Romeo put a halt to his daydreaming. What the hell, he didn’t know if there were a hundred. There might be fifty or sixty, it was just a symbolic number. But such symbols rallied the masses and seduced the media. The only fact he really knew was that he, Romeo, was one of the First Hundred, and so was his friend and fellow conspirator Yabril.
One of the many churches of Rome chimed its bells. It was nearly six in the evening of this Good Friday. In another hour Yabril would arrive to review all the mechanics of the complicated operation. The killing of the Pope would be the opening move of a brilliantly conceived chess game, a series of daring acts that delighted Romeo’s romantic soul.

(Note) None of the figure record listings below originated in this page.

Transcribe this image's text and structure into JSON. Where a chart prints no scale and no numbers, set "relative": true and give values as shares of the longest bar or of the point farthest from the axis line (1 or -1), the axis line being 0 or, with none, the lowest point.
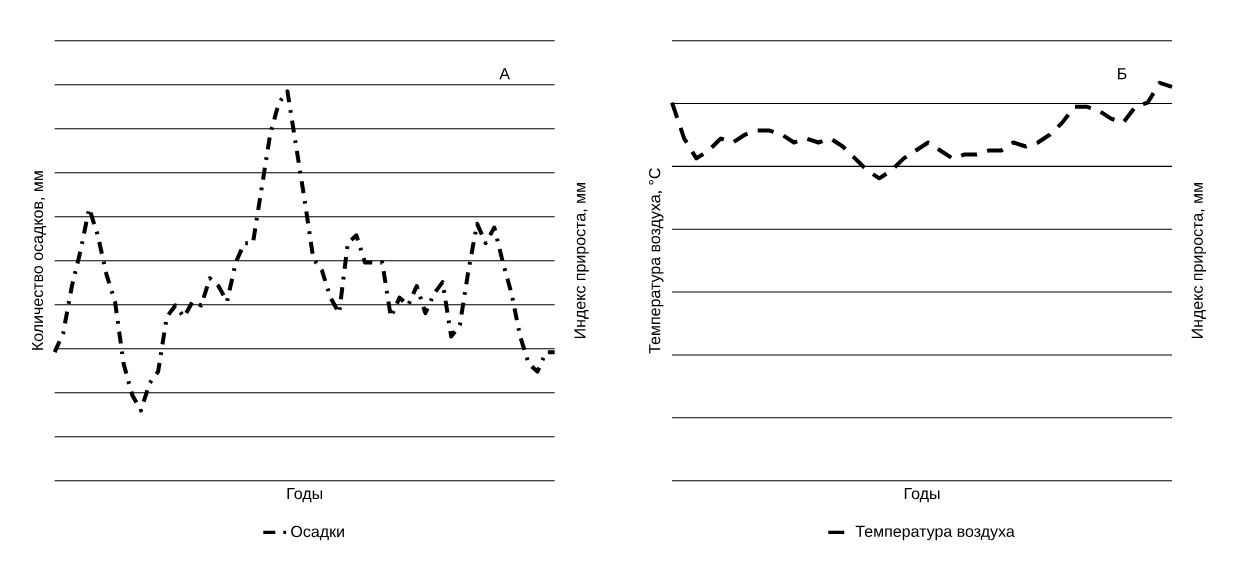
{
  "chart_data": [
    {
      "type": "line",
      "title": "А",
      "xlabel": "Годы",
      "ylabel": "Количество осадков, мм",
      "y2label": "Индекс прироста, мм",
      "relative": true,
      "grid": "y",
      "legend": "bottom",
      "line_style": "dashdot",
      "categories": [
        null,
        null,
        null,
        null,
        null,
        null,
        null,
        null,
        null,
        null,
        null,
        null,
        null,
        null,
        null,
        null,
        null,
        null,
        null,
        null,
        null,
        null,
        null,
        null,
        null,
        null,
        null,
        null,
        null,
        null,
        null,
        null,
        null,
        null,
        null,
        null,
        null,
        null,
        null,
        null,
        null,
        null,
        null,
        null,
        null,
        null,
        null,
        null,
        null,
        null,
        null,
        null,
        null,
        null,
        null,
        null,
        null,
        null,
        null
      ],
      "series": [
        {
          "name": "Осадки",
          "color": "#000000",
          "values": [
            0.33,
            0.38,
            0.5,
            0.59,
            0.7,
            0.63,
            0.53,
            0.46,
            0.3,
            0.22,
            0.18,
            0.25,
            0.28,
            0.42,
            0.45,
            0.42,
            0.46,
            0.45,
            0.52,
            0.5,
            0.46,
            0.56,
            0.61,
            0.61,
            0.75,
            0.89,
            0.97,
            1,
            0.86,
            0.72,
            0.57,
            0.54,
            0.47,
            0.43,
            0.61,
            0.63,
            0.56,
            0.56,
            0.56,
            0.42,
            0.47,
            0.45,
            0.5,
            0.43,
            0.48,
            0.51,
            0.37,
            0.4,
            0.54,
            0.66,
            0.61,
            0.65,
            0.56,
            0.48,
            0.37,
            0.3,
            0.28,
            0.33,
            0.33
          ]
        }
      ]
    },
    {
      "type": "line",
      "title": "Б",
      "xlabel": "Годы",
      "ylabel": "Температура воздуха, °C",
      "y2label": "Индекс прироста, мм",
      "relative": true,
      "grid": "y",
      "legend": "bottom",
      "line_style": "dashed",
      "categories": [
        null,
        null,
        null,
        null,
        null,
        null,
        null,
        null,
        null,
        null,
        null,
        null,
        null,
        null,
        null,
        null,
        null,
        null,
        null,
        null,
        null,
        null,
        null,
        null,
        null,
        null,
        null,
        null,
        null,
        null,
        null,
        null,
        null,
        null,
        null,
        null,
        null,
        null,
        null,
        null,
        null,
        null
      ],
      "series": [
        {
          "name": "Температура воздуха",
          "color": "#000000",
          "values": [
            0.95,
            0.86,
            0.81,
            0.83,
            0.86,
            0.85,
            0.87,
            0.88,
            0.88,
            0.87,
            0.85,
            0.86,
            0.85,
            0.86,
            0.84,
            0.81,
            0.78,
            0.76,
            0.78,
            0.81,
            0.83,
            0.85,
            0.83,
            0.81,
            0.82,
            0.82,
            0.83,
            0.83,
            0.85,
            0.84,
            0.85,
            0.87,
            0.9,
            0.94,
            0.94,
            0.93,
            0.91,
            0.9,
            0.94,
            0.95,
            1,
            0.99
          ]
        }
      ]
    }
  ]
}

Yabril was the only man who had ever awed Romeo, physically and mentally. Yabril knew the treacheries of governments, the hypocrisies of legal authority, the dangerous optimism of idealists, the surprising lapses in loyalty of even the most dedicated terrorists. But most of all Yabril was a genius of revolutionary warfare. He was contemptuous of the small mercies and infantile pity that affect most men. Yabril had but one aim, to free the future.
And Yabril was more merciless than Romeo could ever be. Romeo had murdered innocent people, betrayed his parents and his friends, assassinated a judge who had once protected him. Romeo understood that political killing might be a kind of insanity—he was willing to pay that price. But when Yabril said to him, “If you cannot throw a bomb into a kindergarten, then you are not a true revolutionary,” Romeo told him, “That I could never do.”
But he could kill a Pope.
Yet in the last dark Roman nights, horrible little monsters, only the fetuses of dreams, covered Romeo’s body with sweat distilled from ice.
Romeo sighed, rolled off his filthy bed to shower and shave before Yabril arrived. He knew that Yabril would judge his cleanliness a good sign, that morale was high for the coming mission. Yabril, like many sensualists, believed in a certain amount of spit and polish. Romeo, a true ascetic, could live in it.